Elbette, Álvarez kendi yeni numaralarını da filme ekliyor. Bunların arasında en öne çıkanı sıfır yerçekimi ortamı diyebilirim. Film Xenomorph’u ortaya çıkaran çok daha korkunç bir göğüs patlatma sahnesi de dahil olmak üzere bazı önemli ayarlamalar yapıyor. Göğsü patlayan birinin ilk kez bu kadar acı verici bir şekilde tasvir edildiğini görüyoruz. Ayrıca düzenli aralıklarla otomatik yerçekimi jeneratörü sıfırlaması sayesinde gerilim daha da arttırılmış. İster Facehugger ordusundan kaçmak, ister onların arasından sessiz bir şekilde geçmek olsun zekice hazırlanmış sahneler var. Yönetmen yaratıkların ekranda ilk göründükleri tarihten 50 yıl sonra bile ne kadar korkutucu olabileceğini göstermek için birkaç yeni yaratıcı yol bulmuş. Alien: Romulus yarattığı korkunç uzay atmosferini büyük ölçüde emekle tasarlanmış setleri ve pratik efektlerine borçlu diyebilirim. Film bu efektler sayesinde mide bulandıran bir doğum sahnesi ve tatmin edici derecede iğrenç ölümler sunuyor. Rain’in, ikonik M-41A darbeli tüfeğini ateşlediği anda çıkan unutulmaz ikonik derin tiz sesi etkili ses tasarımı sayesinde oldukça gaza getiriyor.
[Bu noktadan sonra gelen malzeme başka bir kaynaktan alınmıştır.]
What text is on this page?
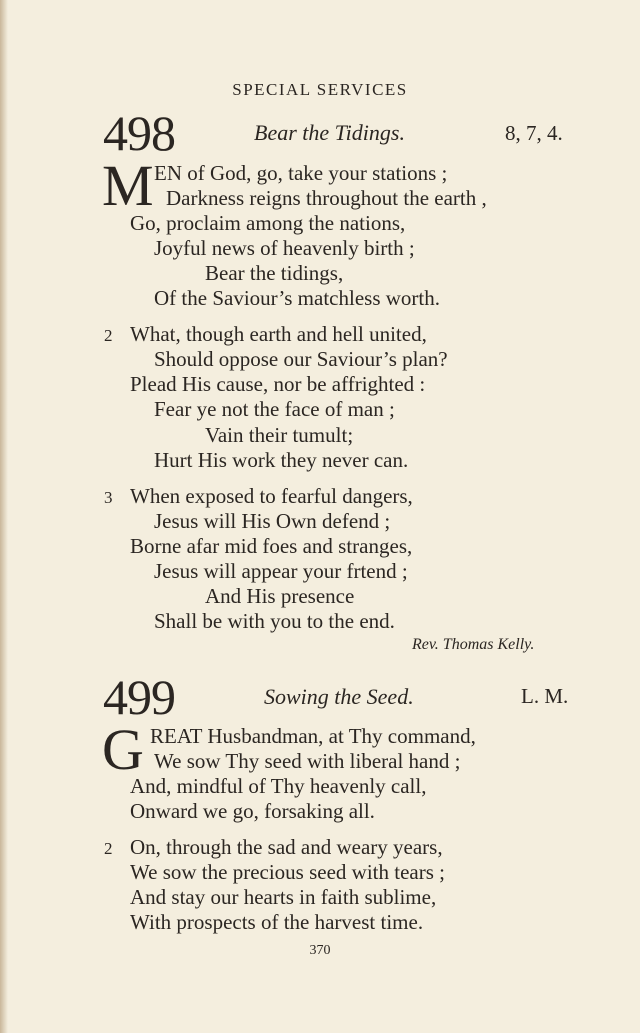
SPECIAL SERVICES
498	Bear the Tidings.	8, 7, 4.
M EN of God, go, take your stations ;
Darkness reigns throughout the earth ,
Go, proclaim among the nations,
Joyful news of heavenly birth ;
Bear the tidings,
Of the Saviour’s matchless worth.
2 What, though earth and hell united,
Should oppose our Saviour’s plan?
Plead His cause, nor be affrighted :
Fear ye not the face of man ;
Vain their tumult;
Hurt His work they never can.
3 When exposed to fearful dangers,
Jesus will His Own defend ;
Borne afar mid foes and stranges,
Jesus will appear your frtend ;
And His presence
Shall be with you to the end.
Rev. Thomas Kelly.
499	Sowing the Seed.	L. M.
G REAT Husbandman, at Thy command,
We sow Thy seed with liberal hand ;
And, mindful of Thy heavenly call,
Onward we go, forsaking all.
2 On, through the sad and weary years,
We sow the precious seed with tears ;
And stay our hearts in faith sublime,
With prospects of the harvest time.
370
Peki bu kadar övgüden sonra Alien: Romulus’un eksileri neler? Öncelikle film orijinalinin özüne fazla bağlı kalmış. Alien: Romulus’un ritimlerinin çoğu geçmiş Alien filmlerinden ikonik anları yansıtıyor. Hatta karakterlerin diğer filmlerin repliklerini kelimesi kelimesine tekrarladığı anlar bile var. Romulus sadece film serisinden değil Alien: Isolation oyunundaki kayıt noktalarını ve işaret fişeklerini de filme dahil etmeyi unutmamış. Konu bu tür göndermeler etrafında şekillenmiş olduğu için tempoyu tahmin edilebilir bir hale getirmiş. Filmin son perdesinde bile her şey bitmiş gözükürken, ortaya yeni bir türün çıkıp terör estireceğini tahmin edebiliyorsunuz. Bence filmin en iyi anları, kendi yaratıcı korku sahnelerini seriye kazandırdığı sekanslar olmuş. Film ilk yarıda insanların Andy’den ne kadar nefret ettiğini göstermek için o kadar çok vakit harcıyor ki diğer karakterleri geliştirmek için yer kalmıyor. Ayrıca ekip uzay istasyonuna girdiklerinde, geminin bilim görevlisi Rook’un sümüklü kalıntılarıyla karşı karşıya gelirler. Rook’un yüzü tahmin edebileceğiniz üzere orijinal filmdeki USCSS Nostromo’nun görevlisi Ash’i canlandıran Ian Holm. Holm dört yıl önce vefat etmişti bu yüzden sadece bir easter egg yetebilirdi ancak onun yerine kendisini uzun bir süre benzer bir rolde izliyoruz. Ayrıca Alien evreninde zaten yeterince farklı görünümlü android varken, hayatta olmayan bir aktörü dijital olarak geri getirmeye ne gerek vardı?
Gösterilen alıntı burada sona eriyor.